From a storage perspective, I either use NFS (for persistent storage) or the local SSD (for more transient storage). Instead of creating a whole load of mount points on my Synology, I’m making use of the subPath property of my volumeMounts. I’m aware there are issues with using NFS around the number of connections created, but this is mitigated by the size of my cluster and the small number of persistent apps that are running.

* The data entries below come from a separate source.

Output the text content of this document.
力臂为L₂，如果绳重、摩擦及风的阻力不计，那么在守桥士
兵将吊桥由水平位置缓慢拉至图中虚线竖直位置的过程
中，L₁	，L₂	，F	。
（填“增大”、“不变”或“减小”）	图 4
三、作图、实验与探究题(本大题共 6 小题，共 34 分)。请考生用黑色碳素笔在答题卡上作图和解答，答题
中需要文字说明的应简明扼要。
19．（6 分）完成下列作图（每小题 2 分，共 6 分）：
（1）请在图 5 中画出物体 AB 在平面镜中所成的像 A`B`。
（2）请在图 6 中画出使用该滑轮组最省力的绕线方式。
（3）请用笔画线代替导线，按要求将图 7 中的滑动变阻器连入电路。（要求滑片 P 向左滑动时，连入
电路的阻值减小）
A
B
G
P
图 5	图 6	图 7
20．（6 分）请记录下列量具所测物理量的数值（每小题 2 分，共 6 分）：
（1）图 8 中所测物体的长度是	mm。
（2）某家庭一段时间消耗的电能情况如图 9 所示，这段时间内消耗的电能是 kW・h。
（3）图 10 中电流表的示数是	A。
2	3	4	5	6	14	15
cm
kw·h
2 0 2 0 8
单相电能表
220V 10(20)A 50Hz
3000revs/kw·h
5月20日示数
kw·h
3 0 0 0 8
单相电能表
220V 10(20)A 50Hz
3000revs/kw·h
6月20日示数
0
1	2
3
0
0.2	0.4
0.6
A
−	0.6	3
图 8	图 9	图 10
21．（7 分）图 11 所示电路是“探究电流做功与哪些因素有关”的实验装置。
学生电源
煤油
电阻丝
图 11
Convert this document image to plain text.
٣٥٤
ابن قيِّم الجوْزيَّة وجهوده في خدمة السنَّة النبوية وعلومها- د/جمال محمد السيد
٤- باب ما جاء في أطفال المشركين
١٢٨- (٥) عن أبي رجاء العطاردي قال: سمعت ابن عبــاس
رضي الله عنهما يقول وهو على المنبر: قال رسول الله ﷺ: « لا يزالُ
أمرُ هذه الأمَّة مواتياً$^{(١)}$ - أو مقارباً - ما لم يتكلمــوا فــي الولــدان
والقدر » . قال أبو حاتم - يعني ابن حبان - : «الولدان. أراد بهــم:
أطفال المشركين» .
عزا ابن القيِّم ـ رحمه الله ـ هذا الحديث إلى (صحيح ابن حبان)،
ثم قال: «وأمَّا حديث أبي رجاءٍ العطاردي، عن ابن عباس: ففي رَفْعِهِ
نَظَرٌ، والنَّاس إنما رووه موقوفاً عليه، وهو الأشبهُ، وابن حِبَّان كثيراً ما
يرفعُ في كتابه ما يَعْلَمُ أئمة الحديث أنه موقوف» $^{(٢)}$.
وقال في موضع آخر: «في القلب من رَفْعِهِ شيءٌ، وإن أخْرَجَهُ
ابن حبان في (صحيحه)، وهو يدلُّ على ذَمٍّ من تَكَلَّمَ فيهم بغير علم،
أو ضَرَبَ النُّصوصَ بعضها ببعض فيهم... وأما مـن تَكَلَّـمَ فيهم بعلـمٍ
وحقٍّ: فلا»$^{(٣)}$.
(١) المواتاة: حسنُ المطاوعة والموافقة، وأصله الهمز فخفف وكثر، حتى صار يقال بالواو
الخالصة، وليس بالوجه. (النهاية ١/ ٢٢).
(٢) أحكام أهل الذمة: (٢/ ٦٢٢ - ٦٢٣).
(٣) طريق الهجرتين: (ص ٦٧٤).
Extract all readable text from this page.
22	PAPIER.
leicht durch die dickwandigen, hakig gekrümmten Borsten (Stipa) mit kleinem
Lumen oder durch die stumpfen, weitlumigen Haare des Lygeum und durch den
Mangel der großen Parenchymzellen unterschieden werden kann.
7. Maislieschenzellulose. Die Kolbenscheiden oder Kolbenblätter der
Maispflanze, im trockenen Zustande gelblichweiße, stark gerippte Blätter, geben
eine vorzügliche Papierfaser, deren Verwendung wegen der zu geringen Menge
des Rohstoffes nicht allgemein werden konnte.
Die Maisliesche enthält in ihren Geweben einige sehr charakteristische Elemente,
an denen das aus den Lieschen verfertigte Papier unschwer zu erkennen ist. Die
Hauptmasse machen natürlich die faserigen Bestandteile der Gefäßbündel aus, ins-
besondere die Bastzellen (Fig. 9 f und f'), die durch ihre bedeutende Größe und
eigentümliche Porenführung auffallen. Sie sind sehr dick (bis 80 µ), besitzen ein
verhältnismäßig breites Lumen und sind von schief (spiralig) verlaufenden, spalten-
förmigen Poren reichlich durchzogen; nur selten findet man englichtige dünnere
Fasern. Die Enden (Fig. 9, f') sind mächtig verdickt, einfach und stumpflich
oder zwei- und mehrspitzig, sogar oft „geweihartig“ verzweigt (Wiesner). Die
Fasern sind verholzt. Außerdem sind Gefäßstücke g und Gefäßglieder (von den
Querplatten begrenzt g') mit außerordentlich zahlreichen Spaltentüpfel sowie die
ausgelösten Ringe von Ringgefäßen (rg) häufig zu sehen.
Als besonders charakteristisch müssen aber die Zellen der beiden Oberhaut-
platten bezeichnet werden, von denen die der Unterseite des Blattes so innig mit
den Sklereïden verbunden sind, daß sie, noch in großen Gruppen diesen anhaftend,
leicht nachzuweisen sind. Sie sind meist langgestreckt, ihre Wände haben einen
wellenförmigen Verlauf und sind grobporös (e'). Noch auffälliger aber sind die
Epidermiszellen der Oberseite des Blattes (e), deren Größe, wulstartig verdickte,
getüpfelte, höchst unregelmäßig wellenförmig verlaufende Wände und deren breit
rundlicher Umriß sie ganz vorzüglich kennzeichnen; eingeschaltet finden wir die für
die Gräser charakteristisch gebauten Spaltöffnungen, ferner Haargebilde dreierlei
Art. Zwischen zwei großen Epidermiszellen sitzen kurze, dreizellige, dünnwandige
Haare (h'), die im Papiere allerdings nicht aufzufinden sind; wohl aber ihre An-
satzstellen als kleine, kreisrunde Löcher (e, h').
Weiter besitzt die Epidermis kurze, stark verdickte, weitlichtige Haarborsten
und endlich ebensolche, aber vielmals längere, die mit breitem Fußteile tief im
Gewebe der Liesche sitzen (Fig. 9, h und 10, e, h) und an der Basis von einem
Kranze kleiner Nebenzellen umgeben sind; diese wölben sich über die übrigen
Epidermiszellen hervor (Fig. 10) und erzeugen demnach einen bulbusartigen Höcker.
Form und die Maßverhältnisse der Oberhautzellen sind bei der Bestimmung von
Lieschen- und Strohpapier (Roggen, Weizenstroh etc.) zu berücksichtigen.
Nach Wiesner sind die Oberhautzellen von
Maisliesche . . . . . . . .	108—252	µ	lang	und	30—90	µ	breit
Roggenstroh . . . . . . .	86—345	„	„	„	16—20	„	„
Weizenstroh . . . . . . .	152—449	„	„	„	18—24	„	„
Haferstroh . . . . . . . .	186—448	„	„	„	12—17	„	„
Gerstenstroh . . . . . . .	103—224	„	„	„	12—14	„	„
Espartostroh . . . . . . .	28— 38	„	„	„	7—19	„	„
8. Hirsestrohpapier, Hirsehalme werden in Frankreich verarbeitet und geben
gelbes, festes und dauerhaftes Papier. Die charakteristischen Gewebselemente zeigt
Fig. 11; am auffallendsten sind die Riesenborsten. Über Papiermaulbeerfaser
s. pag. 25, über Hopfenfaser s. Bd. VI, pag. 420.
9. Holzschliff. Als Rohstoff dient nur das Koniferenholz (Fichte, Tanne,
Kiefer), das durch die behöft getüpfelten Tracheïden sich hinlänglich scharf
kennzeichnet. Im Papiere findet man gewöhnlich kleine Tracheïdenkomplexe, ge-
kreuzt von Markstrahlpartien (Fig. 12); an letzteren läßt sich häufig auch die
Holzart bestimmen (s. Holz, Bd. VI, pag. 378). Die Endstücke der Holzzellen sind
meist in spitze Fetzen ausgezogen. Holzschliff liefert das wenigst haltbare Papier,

e.g. below I have a single NFS PersistentVolume that is mounting three different subPath in the container…hmm I should switch the transcode to local SSD…

 1
 2
 3
 4
 5
 6
 7
 8
 9
10
11
12
13
14
15
16
17
18
19
20
21
22
23
24
25
26
27
28
29
30
31
32
33
34
35
apiVersion: v1
kind: PersistentVolume
metadata:
  name: plex-system-pvc
  namespace: plex
  labels:
    app.kubernetes.io/name: plex-media-server
    app.kubernetes.io/instance: definit-plex
spec:
  capacity:
    storage: 100Gi
  accessModes:
    - ReadWriteMany
  persistentVolumeReclaimPolicy: Retain
  nfs:
    server: 192.168.4.10 
    path: /volume1/kubernetes

---
<snip>
          volumeMounts:
            - name: system
              mountPath: /config
              subPath: plex/config
            - name: system
              mountPath: /transcode
              subPath: plex/transcode
            - name: system
              mountPath: /shared
              subPath: plex/shared
      volumes:
        - name: system
          persistentVolumeClaim:
            claimName: "plex-system-pvc"
</snip>

So - that’s a summary, more or less, of my current configuration and a little bit of how I got here. I hope you’ve found it interesting, and I’d love to hear a bit more about your setup!